Member of the Kentucky House of Representatives from the 40th district
- In office January 1, 1962 – January 1, 1964
- Preceded by: Edwin A. Rausch
- Succeeded by: Arthur L. Johnson

Personal details
- Born: Amelia Audrey Moore 1902 Alabama, US
- Died: February 9, 1987 (aged 84–85) Los Angeles, California, US
- Party: Republican
- Education: Alabama State University, University of Louisville
- Occupation: Politician, minister

= Amelia Tucker =

American politician and minister (1902–1987)
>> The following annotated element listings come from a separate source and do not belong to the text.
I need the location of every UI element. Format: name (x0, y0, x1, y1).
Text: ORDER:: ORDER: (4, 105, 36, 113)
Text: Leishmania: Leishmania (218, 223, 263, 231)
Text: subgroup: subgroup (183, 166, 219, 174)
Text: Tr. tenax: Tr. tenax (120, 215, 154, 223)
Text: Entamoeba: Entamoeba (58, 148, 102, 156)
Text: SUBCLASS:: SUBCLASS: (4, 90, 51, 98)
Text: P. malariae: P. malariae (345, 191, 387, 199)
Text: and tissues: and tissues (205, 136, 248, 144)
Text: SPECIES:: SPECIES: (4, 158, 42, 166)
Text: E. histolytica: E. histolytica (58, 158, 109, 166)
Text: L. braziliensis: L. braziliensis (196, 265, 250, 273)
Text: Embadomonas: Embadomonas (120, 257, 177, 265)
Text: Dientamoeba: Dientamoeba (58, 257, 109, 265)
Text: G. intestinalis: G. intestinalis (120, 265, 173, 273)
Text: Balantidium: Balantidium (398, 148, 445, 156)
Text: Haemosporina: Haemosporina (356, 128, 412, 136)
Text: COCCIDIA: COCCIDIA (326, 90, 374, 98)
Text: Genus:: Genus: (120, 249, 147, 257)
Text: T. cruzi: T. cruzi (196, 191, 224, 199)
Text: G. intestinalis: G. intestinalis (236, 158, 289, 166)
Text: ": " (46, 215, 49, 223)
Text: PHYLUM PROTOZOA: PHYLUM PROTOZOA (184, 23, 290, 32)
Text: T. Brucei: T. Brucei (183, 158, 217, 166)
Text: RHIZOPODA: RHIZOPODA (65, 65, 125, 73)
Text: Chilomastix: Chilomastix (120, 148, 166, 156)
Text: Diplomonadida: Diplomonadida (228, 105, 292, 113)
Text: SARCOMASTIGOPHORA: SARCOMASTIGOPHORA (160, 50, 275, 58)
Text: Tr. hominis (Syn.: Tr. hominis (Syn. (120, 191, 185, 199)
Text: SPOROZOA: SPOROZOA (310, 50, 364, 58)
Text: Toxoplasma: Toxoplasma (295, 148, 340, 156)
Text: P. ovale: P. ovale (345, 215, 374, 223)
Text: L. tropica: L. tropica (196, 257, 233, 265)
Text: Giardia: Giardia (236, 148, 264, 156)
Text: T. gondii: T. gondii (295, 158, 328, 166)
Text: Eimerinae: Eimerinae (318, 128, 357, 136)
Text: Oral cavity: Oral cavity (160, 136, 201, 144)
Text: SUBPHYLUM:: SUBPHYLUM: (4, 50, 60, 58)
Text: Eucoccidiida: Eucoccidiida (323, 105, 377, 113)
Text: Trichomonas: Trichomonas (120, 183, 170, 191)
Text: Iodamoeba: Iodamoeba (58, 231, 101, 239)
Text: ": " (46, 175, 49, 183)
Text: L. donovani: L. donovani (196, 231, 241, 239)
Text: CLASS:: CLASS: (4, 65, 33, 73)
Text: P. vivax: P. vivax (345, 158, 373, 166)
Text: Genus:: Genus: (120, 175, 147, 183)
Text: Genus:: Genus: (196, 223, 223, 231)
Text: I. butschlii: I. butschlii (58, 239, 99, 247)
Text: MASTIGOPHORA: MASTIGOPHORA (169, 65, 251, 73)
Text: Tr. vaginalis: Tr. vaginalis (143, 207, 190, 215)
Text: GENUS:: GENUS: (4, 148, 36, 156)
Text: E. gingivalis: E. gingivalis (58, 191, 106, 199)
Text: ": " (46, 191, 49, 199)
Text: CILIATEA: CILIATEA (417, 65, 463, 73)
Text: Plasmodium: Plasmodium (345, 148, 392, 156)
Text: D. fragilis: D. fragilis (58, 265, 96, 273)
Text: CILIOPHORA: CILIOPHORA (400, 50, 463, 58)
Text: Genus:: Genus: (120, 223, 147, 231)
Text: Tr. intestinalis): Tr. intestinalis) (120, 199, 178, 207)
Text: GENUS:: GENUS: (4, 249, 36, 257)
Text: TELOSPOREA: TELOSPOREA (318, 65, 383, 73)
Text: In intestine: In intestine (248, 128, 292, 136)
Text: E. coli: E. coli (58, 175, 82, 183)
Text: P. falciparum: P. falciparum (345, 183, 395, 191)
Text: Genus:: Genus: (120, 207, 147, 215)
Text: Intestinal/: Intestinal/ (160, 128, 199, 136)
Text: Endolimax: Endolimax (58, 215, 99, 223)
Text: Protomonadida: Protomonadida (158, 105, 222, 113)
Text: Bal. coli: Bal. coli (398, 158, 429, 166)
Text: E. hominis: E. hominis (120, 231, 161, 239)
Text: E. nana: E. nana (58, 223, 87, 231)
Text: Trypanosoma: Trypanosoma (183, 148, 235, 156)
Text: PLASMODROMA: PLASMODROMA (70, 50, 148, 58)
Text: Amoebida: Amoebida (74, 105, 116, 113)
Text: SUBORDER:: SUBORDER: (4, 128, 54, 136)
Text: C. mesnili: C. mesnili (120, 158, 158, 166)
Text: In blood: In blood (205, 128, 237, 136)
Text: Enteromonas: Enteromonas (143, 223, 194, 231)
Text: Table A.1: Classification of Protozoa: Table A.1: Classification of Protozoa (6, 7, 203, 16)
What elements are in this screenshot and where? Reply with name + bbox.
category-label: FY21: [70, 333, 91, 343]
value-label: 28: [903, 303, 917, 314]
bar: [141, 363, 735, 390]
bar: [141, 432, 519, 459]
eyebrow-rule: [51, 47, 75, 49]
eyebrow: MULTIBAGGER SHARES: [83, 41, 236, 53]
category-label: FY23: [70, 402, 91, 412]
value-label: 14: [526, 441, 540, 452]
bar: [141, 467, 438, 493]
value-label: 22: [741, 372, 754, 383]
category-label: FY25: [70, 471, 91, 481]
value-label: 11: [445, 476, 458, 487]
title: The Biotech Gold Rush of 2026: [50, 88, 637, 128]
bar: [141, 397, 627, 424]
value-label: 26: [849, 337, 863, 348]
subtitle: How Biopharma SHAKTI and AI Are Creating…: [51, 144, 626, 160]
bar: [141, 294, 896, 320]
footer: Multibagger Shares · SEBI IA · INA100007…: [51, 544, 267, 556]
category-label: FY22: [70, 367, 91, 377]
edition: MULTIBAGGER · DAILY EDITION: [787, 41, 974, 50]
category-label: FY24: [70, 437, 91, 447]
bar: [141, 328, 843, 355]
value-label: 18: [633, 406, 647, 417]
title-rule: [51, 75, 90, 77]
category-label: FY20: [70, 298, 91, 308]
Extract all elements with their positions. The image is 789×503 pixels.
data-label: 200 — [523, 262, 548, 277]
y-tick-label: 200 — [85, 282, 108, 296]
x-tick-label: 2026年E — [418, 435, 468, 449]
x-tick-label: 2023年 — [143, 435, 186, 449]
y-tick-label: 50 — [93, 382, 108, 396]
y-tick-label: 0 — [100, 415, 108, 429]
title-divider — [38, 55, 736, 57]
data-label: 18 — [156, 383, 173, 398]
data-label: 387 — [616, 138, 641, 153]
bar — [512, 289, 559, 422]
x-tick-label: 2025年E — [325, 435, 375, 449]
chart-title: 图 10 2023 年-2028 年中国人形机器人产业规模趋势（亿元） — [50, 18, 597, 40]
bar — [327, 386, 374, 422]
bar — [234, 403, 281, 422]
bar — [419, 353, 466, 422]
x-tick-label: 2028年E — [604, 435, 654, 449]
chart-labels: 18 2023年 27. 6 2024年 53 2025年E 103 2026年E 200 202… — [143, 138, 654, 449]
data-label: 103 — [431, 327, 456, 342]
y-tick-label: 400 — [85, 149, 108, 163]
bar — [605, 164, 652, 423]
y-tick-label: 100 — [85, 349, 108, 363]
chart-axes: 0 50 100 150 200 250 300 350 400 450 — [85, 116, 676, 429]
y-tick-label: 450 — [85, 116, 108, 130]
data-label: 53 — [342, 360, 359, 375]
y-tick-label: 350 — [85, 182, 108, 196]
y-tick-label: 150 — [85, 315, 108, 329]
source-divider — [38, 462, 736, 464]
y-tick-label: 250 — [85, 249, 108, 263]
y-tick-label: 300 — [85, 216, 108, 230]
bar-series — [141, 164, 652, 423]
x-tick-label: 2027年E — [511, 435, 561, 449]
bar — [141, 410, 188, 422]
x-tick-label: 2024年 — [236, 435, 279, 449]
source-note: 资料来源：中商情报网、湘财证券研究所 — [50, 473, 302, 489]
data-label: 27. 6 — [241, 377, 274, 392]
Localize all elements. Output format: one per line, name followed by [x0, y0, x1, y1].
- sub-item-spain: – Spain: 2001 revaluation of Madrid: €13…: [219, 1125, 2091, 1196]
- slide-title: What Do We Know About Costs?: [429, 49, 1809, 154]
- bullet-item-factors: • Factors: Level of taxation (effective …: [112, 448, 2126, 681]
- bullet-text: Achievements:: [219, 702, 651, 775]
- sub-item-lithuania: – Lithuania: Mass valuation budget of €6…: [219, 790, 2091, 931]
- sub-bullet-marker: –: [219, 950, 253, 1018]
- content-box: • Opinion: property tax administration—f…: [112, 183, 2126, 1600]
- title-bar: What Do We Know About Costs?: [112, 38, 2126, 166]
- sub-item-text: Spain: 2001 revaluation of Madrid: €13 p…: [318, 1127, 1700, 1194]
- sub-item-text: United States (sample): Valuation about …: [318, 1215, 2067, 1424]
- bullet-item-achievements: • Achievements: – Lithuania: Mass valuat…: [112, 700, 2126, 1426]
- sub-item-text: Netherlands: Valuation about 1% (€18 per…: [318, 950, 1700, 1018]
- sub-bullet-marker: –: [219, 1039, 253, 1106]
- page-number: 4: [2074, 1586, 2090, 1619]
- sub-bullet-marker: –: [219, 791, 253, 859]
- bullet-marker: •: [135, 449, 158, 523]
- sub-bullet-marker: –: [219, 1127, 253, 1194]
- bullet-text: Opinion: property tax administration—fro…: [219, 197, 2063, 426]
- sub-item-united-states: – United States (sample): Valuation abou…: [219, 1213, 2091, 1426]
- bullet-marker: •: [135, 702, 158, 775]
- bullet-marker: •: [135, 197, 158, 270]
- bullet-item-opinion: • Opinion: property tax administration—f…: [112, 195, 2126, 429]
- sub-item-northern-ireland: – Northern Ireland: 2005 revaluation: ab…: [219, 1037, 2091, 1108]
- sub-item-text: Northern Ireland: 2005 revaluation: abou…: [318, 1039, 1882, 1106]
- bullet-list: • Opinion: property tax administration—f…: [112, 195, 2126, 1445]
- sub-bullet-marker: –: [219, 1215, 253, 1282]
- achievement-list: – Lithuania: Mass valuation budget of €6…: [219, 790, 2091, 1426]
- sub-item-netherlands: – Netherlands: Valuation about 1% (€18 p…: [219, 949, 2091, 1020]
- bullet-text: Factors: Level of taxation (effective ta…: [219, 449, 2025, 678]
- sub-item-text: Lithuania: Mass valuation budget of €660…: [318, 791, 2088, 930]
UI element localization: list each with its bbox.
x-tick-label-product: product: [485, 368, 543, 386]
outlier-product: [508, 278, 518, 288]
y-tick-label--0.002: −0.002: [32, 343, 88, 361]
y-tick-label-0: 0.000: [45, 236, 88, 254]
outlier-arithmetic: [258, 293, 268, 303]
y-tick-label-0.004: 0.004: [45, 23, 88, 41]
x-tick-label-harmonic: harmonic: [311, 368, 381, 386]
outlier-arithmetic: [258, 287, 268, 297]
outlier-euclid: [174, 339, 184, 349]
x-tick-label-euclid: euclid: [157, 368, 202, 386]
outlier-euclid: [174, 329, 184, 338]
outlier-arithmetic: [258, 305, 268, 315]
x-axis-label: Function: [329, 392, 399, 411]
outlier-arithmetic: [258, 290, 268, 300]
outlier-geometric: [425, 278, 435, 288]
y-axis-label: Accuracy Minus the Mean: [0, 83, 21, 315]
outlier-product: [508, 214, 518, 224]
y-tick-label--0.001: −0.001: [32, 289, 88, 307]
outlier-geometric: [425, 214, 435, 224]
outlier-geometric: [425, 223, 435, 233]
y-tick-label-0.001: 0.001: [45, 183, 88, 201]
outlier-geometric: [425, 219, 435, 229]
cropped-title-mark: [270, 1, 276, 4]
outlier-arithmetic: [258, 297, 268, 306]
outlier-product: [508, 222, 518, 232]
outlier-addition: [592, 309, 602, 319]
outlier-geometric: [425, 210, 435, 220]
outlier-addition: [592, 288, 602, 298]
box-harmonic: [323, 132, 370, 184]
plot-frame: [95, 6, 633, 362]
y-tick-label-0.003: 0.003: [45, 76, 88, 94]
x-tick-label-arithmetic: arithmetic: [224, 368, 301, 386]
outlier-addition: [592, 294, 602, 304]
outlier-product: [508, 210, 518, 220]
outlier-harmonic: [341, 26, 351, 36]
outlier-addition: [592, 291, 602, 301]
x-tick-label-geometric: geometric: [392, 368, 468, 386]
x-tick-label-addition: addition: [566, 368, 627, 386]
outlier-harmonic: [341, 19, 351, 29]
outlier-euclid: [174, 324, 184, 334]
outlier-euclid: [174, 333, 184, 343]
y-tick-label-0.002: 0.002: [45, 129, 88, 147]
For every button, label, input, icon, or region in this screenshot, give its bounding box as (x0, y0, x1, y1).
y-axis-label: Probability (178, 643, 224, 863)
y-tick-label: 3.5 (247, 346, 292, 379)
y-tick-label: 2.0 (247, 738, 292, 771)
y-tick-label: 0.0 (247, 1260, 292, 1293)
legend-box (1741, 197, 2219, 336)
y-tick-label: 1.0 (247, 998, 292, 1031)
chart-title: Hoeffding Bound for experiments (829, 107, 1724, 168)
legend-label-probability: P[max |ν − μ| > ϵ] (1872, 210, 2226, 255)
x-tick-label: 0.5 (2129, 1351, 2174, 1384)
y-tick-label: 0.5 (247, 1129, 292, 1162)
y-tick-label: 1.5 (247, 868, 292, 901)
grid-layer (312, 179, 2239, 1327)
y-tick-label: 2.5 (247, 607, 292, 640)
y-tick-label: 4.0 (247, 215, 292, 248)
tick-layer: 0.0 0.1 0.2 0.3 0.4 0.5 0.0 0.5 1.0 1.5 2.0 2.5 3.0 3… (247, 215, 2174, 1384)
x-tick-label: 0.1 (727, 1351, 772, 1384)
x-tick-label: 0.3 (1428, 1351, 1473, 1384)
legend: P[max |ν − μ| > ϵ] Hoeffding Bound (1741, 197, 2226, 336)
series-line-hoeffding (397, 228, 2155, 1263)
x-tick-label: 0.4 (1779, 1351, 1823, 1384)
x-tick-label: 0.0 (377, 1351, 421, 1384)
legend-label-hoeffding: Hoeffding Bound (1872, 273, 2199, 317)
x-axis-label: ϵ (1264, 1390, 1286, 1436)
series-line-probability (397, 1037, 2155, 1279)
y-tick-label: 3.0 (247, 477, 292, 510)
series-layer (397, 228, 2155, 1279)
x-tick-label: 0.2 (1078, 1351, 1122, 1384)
Amelia Audrey Moore Tucker (1902 – February 9, 1987) was an American politician and minister from the U.S. state of Kentucky. She was the first African-American woman elected to the Kentucky General Assembly, serving in the Kentucky House of Representatives from 1962 to 1964.

== Life and career ==
Tucker was born in Alabama in 1902 and attended Alabama State Teachers College and the University of Louisville. She moved to Louisville, Kentucky, with her husband, Charles Ewbank Tucker, in the 1920s. Her husband was bishop, and she was a minister, at the Brown Temple AMEZ Church. In the 1930s, her husband ran twice unsuccessfully on the Democratic ticket for the Kentucky House of Representatives.

Tucker was elected to the Kentucky House of Representatives in 1961 as a Republican, defeating a Black Democratic candidate to become the first Black woman to serve in the Kentucky General Assembly and the first to serve as a Southern state legislator since Reconstruction. She served one term. She fought to bar businesses from engaging in racial discrimination and enacted a law permitting municipalities to enact their own civil rights laws. She served on President Richard Nixon's advisory council on ethnic groups during the early 1970s. She also served on the Jefferson County Republican executive committee during the 1960s and 1970s.

== Personal life ==
After her husband's death in 1975, Tucker moved to Los Angeles, where she died on February 9, 1987, and was interred at Eastern Cemetery.